This directory contains scripts that can be used to train and analyze models.
These scripts can be used to train different models. They are all very similar and contain lots of intentionally duplicated code to allow them to be further developed separately. By default, all scripts use the 8x8 square lattice.
They are basic scripts without any command line parameters (except for the schwinger.py script). All the parameters
have to be changed inside the scripts.
Two key parameters, batch_size and n_batches, significantly impact efficiency. First, for the REINFORCE estimator, the total number of configurations, calculated as n_batches × batch_size, must not be too small due to its high initial variance. We recommend using at least 1024. Second, it is advisable to choose the largest possible batch_size that does not cause an out-of-memory error on your GPU.
One of the most sensitive parameters is the learning rate (lr). The values used in the scripts work reasonably well, but may require tuning when other parameters are changed.
Another important parameter is the gradient estimator. Currently, three estimators are implemented: RT (reparameterization trick), 'REINFORCE' and 'PathGradient.'
The scripts periodically save the trained model to a file. The filename is generated based on the gradient estimator and lattice size. For example, schwinger_REINFORCE_4x4.zip is the filename for the Schwinger model trained with the REINFORCE estimator on a 4×4 lattice. These files are stored in the out_{model name} directory. If the directory does not exist, it will be created in the current directory. Any existing file with the same name will be overwritten. To use a different filename, rename the file after running the script or modify the script itself.
All scripts automatically detect if a CUDA-compatible GPU is available and use it if possible.

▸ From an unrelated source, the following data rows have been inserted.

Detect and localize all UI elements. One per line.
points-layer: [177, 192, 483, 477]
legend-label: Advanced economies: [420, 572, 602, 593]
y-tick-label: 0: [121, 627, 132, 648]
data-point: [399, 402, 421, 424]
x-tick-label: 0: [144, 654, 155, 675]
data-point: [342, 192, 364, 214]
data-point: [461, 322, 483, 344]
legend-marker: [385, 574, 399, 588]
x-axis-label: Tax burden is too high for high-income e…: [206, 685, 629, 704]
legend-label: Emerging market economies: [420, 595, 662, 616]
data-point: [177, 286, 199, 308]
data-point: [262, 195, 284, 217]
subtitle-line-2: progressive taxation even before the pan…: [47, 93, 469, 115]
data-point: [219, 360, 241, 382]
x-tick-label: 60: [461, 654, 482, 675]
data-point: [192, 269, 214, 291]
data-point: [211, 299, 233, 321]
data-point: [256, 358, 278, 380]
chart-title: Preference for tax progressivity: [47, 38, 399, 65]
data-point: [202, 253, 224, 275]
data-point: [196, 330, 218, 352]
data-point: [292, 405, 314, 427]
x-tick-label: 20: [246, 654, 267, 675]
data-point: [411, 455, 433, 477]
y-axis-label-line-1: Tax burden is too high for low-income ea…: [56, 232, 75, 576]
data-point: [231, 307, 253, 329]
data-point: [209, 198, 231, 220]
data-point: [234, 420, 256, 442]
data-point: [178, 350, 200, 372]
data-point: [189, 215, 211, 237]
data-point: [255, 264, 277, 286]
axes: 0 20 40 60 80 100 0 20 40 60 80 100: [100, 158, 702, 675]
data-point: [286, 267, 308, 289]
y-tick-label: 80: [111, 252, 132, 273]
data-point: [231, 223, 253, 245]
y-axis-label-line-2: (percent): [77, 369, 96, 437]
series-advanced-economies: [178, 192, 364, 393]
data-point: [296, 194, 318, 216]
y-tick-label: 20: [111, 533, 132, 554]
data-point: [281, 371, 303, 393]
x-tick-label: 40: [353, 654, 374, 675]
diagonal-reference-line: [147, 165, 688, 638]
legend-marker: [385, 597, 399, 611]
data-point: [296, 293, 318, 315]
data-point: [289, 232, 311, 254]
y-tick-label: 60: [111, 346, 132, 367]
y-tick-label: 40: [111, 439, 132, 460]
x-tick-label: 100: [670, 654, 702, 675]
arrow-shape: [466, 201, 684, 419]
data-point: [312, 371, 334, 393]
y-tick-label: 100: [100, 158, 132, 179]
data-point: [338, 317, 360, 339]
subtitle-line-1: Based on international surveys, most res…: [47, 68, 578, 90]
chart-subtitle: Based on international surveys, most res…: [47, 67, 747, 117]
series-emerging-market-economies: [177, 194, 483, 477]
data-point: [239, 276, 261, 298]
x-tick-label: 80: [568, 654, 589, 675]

If no GPU is detected, the script will default to using the CPU.
For more details, refer to the scripts themselves.
There are currently three training scripts:
Trains a phi^4 scalar field model. It has two parameters m^2 and lambda (misspelled as lamda to avoid conflict with the Python keyword). When lambda equals zero, the model is a free scalar field and can be solved exactly. In such a case, the script will compare the results with the exact solution.
This is a pure gauge U(1) model. It has one parameter beta which is the inverse coupling constant. The model is exactly solvable for any beta. The script will compare the results with the exact solution. Due to the gauge symmetry implementation, the lattice size must be a multiple of four.
This model has a large number of possible implementations. For more details, see the script itself.
This model extends the U(1) model by adding fermions. The fermionic contribution to the action is represented by the
determinant of the Wilson-Dirac operator. We calculate this determinant explicitly using the built-in torch.logdet
function. Due to this, the model is practically limited to small lattice sizes, such as 20x20. Running the model without
a modern GPU with at least 8GB of memory is not recommended.
This is a collection of scripts that can be used to measure some properties of the models, notably timings and memory usage.
This script performs detailed timing measurements of a single pass of the gradient estimators for the Schwinger model.
This script measures the memory allocated during a single call to gradient estimator for the Schwinger model.
This script measures various properties of the directed acyclic graph (DAG) created by the gradient estimator for the Schwinger model.